Repeat this for every page type on your site. You don't need schema on every page—focus on high-traffic landing pages, product listings, and articles you want to rank.
The fastest way: use FeedPulse's free schema markup generator (free, forever)
If you're shipping fast and don't want to wrestle with JSON syntax, FeedPulse's free schema markup generator is the cleanest path. Pick your schema type from a dropdown, fill the form fields, and copy the output. No sign-up, no token limits, no paywall after five uses.
It supports Article, Product, FAQ, LocalBusiness, Review, Event, and a dozen other types. Every generated snippet passes Google's Rich Results Test on the first try. You can bookmark it and use it every time you publish—no waiting for a plugin update or fighting with a page builder's custom fields.
The tool also pairs with FeedPulse's AI audit to scan your existing pages for missing or broken schema. Run an audit, see which pages need markup, generate the JSON-LD, and paste it in. The whole loop takes five minutes per page. That's how you scale structured data without hiring a dev team.
Common mistakes that break your schema (and kill rich results)
Even with a json-ld generator, you can still shoot yourself in the foot. Here are the top errors I see:
Missing required fields.
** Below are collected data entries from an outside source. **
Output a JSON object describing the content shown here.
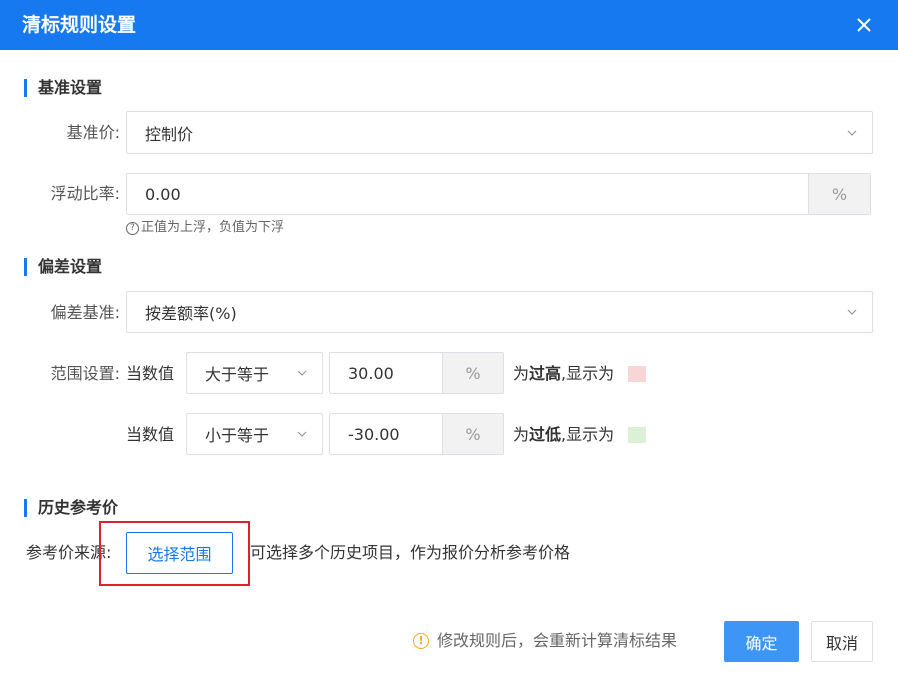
{
  "dialog": {
    "title": "清标规则设置"
  },
  "baseline_section": {
    "title": "基准设置",
    "base_price_label": "基准价:",
    "base_price_value": "控制价",
    "float_rate_label": "浮动比率:",
    "float_rate_value": "0.00",
    "float_rate_suffix": "%",
    "hint": "正值为上浮，负值为下浮"
  },
  "deviation_section": {
    "title": "偏差设置",
    "basis_label": "偏差基准:",
    "basis_value": "按差额率(%)",
    "range_label": "范围设置:",
    "rows": [
      {
        "prefix": "当数值",
        "operator": "大于等于",
        "value": "30.00",
        "suffix": "%",
        "result_prefix": "为",
        "result_bold": "过高",
        "result_suffix": ",显示为",
        "color": "#f8d6d6"
      },
      {
        "prefix": "当数值",
        "operator": "小于等于",
        "value": "-30.00",
        "suffix": "%",
        "result_prefix": "为",
        "result_bold": "过低",
        "result_suffix": ",显示为",
        "color": "#dcf0d6"
      }
    ]
  },
  "history_section": {
    "title": "历史参考价",
    "source_label": "参考价来源:",
    "select_button": "选择范围",
    "description": "可选择多个历史项目，作为报价分析参考价格"
  },
  "footer": {
    "note": "修改规则后，会重新计算清标结果",
    "confirm": "确定",
    "cancel": "取消"
  },
  "colors": {
    "accent": "#1679f0",
    "highlight": "#d9232d"
  }
}
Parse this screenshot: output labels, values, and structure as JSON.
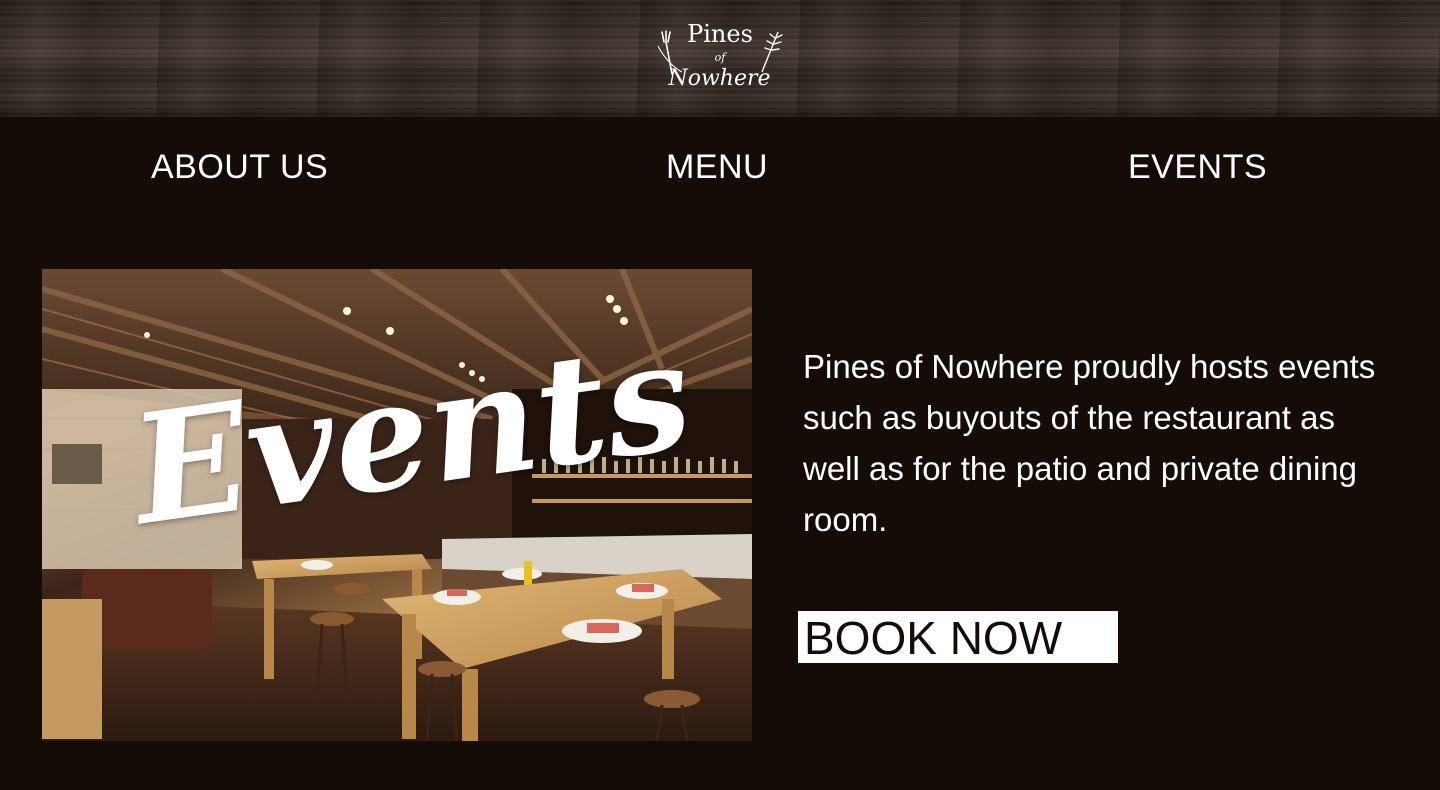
{
  "brand": {
    "line1": "Pines",
    "line2": "of",
    "line3": "Nowhere"
  },
  "nav": {
    "items": [
      {
        "label": "ABOUT US"
      },
      {
        "label": "MENU"
      },
      {
        "label": "EVENTS"
      }
    ]
  },
  "hero": {
    "overlay_title": "Events",
    "photo_icon": "restaurant-interior-photo"
  },
  "content": {
    "description": "Pines of Nowhere proudly hosts events such as buyouts of the restaurant as well as for the patio and private dining room.",
    "book_label": "BOOK NOW"
  },
  "colors": {
    "background": "#150c08",
    "text": "#ffffff",
    "button_bg": "#ffffff",
    "button_text": "#150c08"
  }
}
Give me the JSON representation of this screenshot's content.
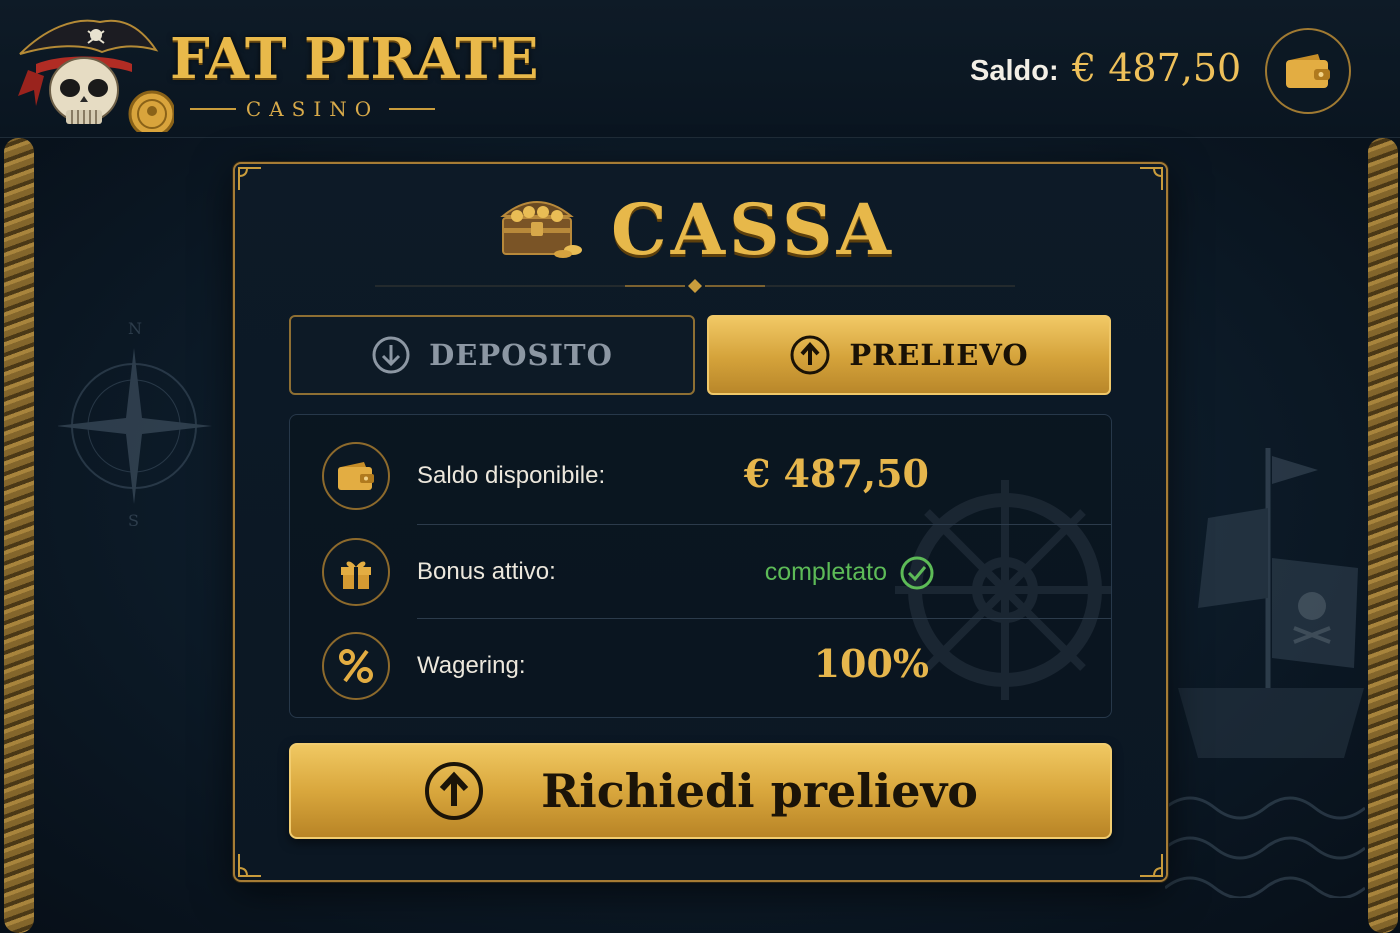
{
  "header": {
    "brand_name": "FAT PIRATE",
    "brand_sub": "CASINO",
    "balance_label": "Saldo:",
    "balance_value": "€ 487,50"
  },
  "panel": {
    "title": "CASSA",
    "tabs": [
      {
        "label": "DEPOSITO",
        "icon": "arrow-down-circle-icon",
        "active": false
      },
      {
        "label": "PRELIEVO",
        "icon": "arrow-up-circle-icon",
        "active": true
      }
    ],
    "info": {
      "available_balance_label": "Saldo disponibile:",
      "available_balance_value": "€ 487,50",
      "bonus_label": "Bonus attivo:",
      "bonus_value": "completato",
      "wagering_label": "Wagering:",
      "wagering_value": "100%"
    },
    "cta_label": "Richiedi prelievo"
  },
  "colors": {
    "gold": "#e6b64c",
    "success": "#5dbb57",
    "background": "#0b1622"
  },
  "icons": [
    "skull-pirate-icon",
    "coin-icon",
    "wallet-icon",
    "treasure-chest-icon",
    "gift-icon",
    "percent-icon",
    "check-circle-icon",
    "compass-icon",
    "ship-wheel-icon",
    "pirate-ship-icon"
  ]
}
Every schema type has mandatory properties. Product needs offers, Article needs headline and datePublished. Skip one and Google ignores the whole block. Always run the output through the Rich Results Test before you call it done.
Mismatched content. If your schema says "price: $29" but your page shows "$39," Google flags it as misleading and may remove rich results site-wide. Keep your JSON-LD in sync with visible content. Update schema when you update the page.
Duplicate or conflicting markup. Some WordPress themes inject schema automatically. If you add your own, you'll have two conflicting blocks. Google picks one at random—or ignores both. Check your page source for existing JSON-LD before adding more. Use a structured data generator that lets you merge or replace existing markup.
Conclusion
A free schema markup generator turns structured data from a dev bottleneck into a five-minute task. You get rich results, higher click-through rates, and better indexing—without writing a line of code. Start with Article and FAQ schema on your top ten pages, validate with Google's test, and watch your snippets evolve. Schema isn't a ranking hack, but it's the easiest way to make your existing content work harder in 2026 search.